Andy Lyons completed a marauding run largely unchallenged with a tidy finish past Brendan Clarke. Huge setback for Duff’s side. “We could get rolled over here,” mutters a nervous fan, seated just in front of the press box.
Shels fans eagerly got behind their team, with each save from goalkeeper Brendan Clarke and each counter-attack being met with vicious applause. Cheers of irony greeted the first attempt at goal from the home side. Rovers’ fans were comfortable. Shelbourne’s, on the other hand, must have felt their spirit was needed in the game, protesting every free kick with calls for a booking.

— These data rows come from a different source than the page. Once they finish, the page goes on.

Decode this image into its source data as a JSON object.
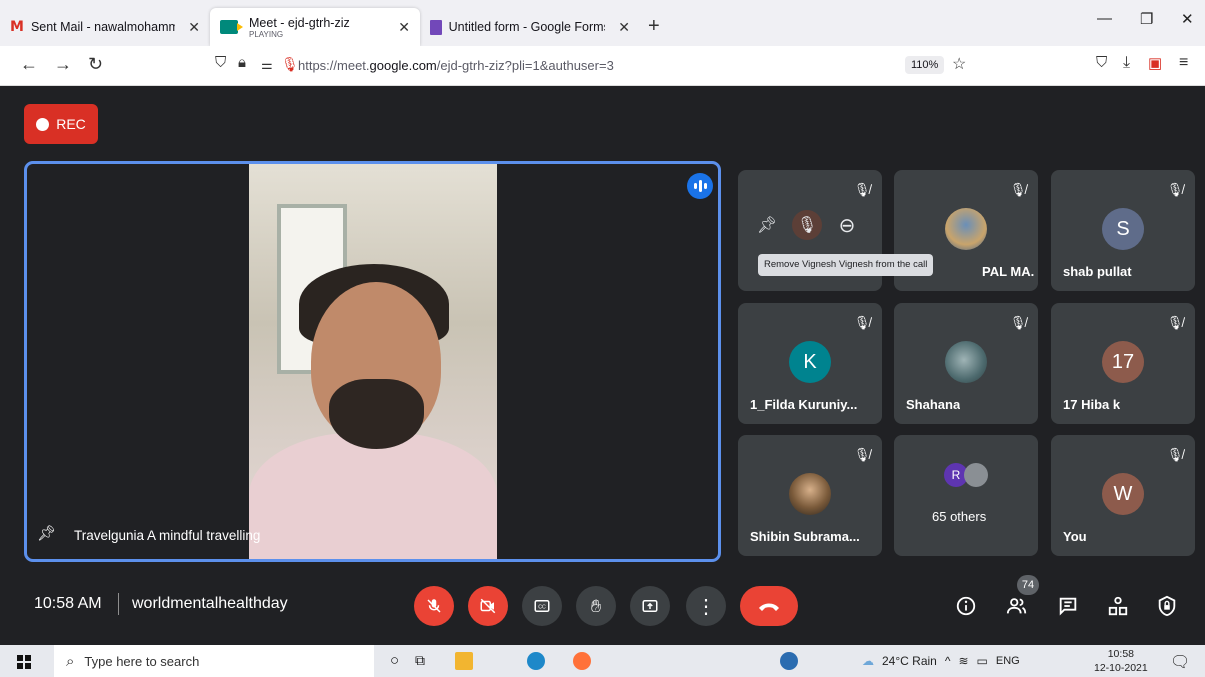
{
  "browser": {
    "tabs": [
      {
        "title": "Sent Mail - nawalmohammed@",
        "active": false
      },
      {
        "title": "Meet - ejd-gtrh-ziz",
        "subtitle": "PLAYING",
        "active": true
      },
      {
        "title": "Untitled form - Google Forms",
        "active": false
      }
    ],
    "url_prefix": "https://meet.",
    "url_domain": "google.com",
    "url_suffix": "/ejd-gtrh-ziz?pli=1&authuser=3",
    "zoom": "110%"
  },
  "meet": {
    "rec_label": "REC",
    "main_participant": "Travelgunia A mindful travelling",
    "tooltip": "Remove Vignesh Vignesh from the call",
    "participants": [
      {
        "name": "",
        "kind": "hover"
      },
      {
        "name": "PAL MA...",
        "kind": "photo"
      },
      {
        "name": "shab pullat",
        "initial": "S",
        "color": "#5f6c8a"
      },
      {
        "name": "1_Filda Kuruniy...",
        "initial": "K",
        "color": "#00838f"
      },
      {
        "name": "Shahana",
        "kind": "photo"
      },
      {
        "name": "17 Hiba k",
        "initial": "17",
        "color": "#8d5b4c"
      },
      {
        "name": "Shibin Subrama...",
        "kind": "photo"
      },
      {
        "name": "65 others",
        "initial": "R",
        "color": "#5e35b1"
      },
      {
        "name": "You",
        "initial": "W",
        "color": "#8d5b4c"
      }
    ],
    "time": "10:58 AM",
    "meeting_name": "worldmentalhealthday",
    "people_count": "74"
  },
  "taskbar": {
    "search_placeholder": "Type here to search",
    "weather": "24°C  Rain",
    "lang": "ENG",
    "clock_time": "10:58",
    "clock_date": "12-10-2021"
  }
}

By half-time, Shelbourne were lucky to still be in the game. Without doubt. Rovers had several big chances within the first half to put the game to bed.
This also presented Shels with an opportunity. Project Stay in the Game – one chance is all it takes to nick an equaliser.
The second half began as the instructions from Duff could be seen in the players’ actions. Shelbourne were that split second more agile, willing to get higher up the pitch, with and without the ball. The booming voice of home support could be heard, ushering the team on in an important period of the game. Rovers looked a little delicate, as if the atmosphere is playing its part.
Sure enough the home side got their reward. Shane Farrell converted a delightful cross from Kameron Ledwidge following a lightning quick counter-attack. The equaliser incited pandemonium from the home support. Red flares filled the air as the fans chanted, “Shane Farrell, he’s one of our own”
Shelbourne tails were up and the home crowd was in good voice. Substitute Sean Boyd made an instant impact but suffered an awkward tumble that caused him some problems. He stayed on the ground holding his shoulder, with the ball still in play.
“SEAN! Do you want me to pop it back in?!” Shouted Duff, somewhat jokingly. He was keenly aware of the importance of Boyd in snatching all three points. Farrell received a standing ovation when he was called off, late in the game.
But, as all fans know, football can be cruel. The match turned into a game of pinball in the jittery closing minutes. The play was compressed and all it took was one slack pass from youngster Aodh Dervin to allow a dangerous counter. Aaron Greene fired in a beautiful strike from just outside the 18-yard box, in front of the now hysterical away end.
A Shamrock Rovers supporter celebrates on the pitch, at Tolka Park. (Photo by Seb Daly/Sportsfile)
⚽️ | Aaron Greene’s 89th minute winner ?
Get in! ☘️ pic.twitter.com/z0erCSAh7p
— Shamrock Rovers FC ☘️ (@ShamrockRovers) April 8, 2022
‘You’re not singing any more’
The home end was deflated. Fans silently turned to each other with blank expressions, or clenched their fists at the cackling delight of the away support.
“You’re not singing any more” was an accurate observation from the Shamrock Rovers support, however it does not fully reflect the impact the home support had – pulling their side out of a slow start and giving them the belief to chase the game.
Those bright early evening vistas seemed a distant memory. Fans poured out of Tolka Park, with the moon and some dim street-lamps as the sole source of light filling the night sky in Drumcondra.
Shelbourne finished with nothing. Many fans and players, one hoped, left with heads held high, and knowledge they can put it up to any team in the league this season.
On that note, next up for Shelbourne is an away trip to Derry City.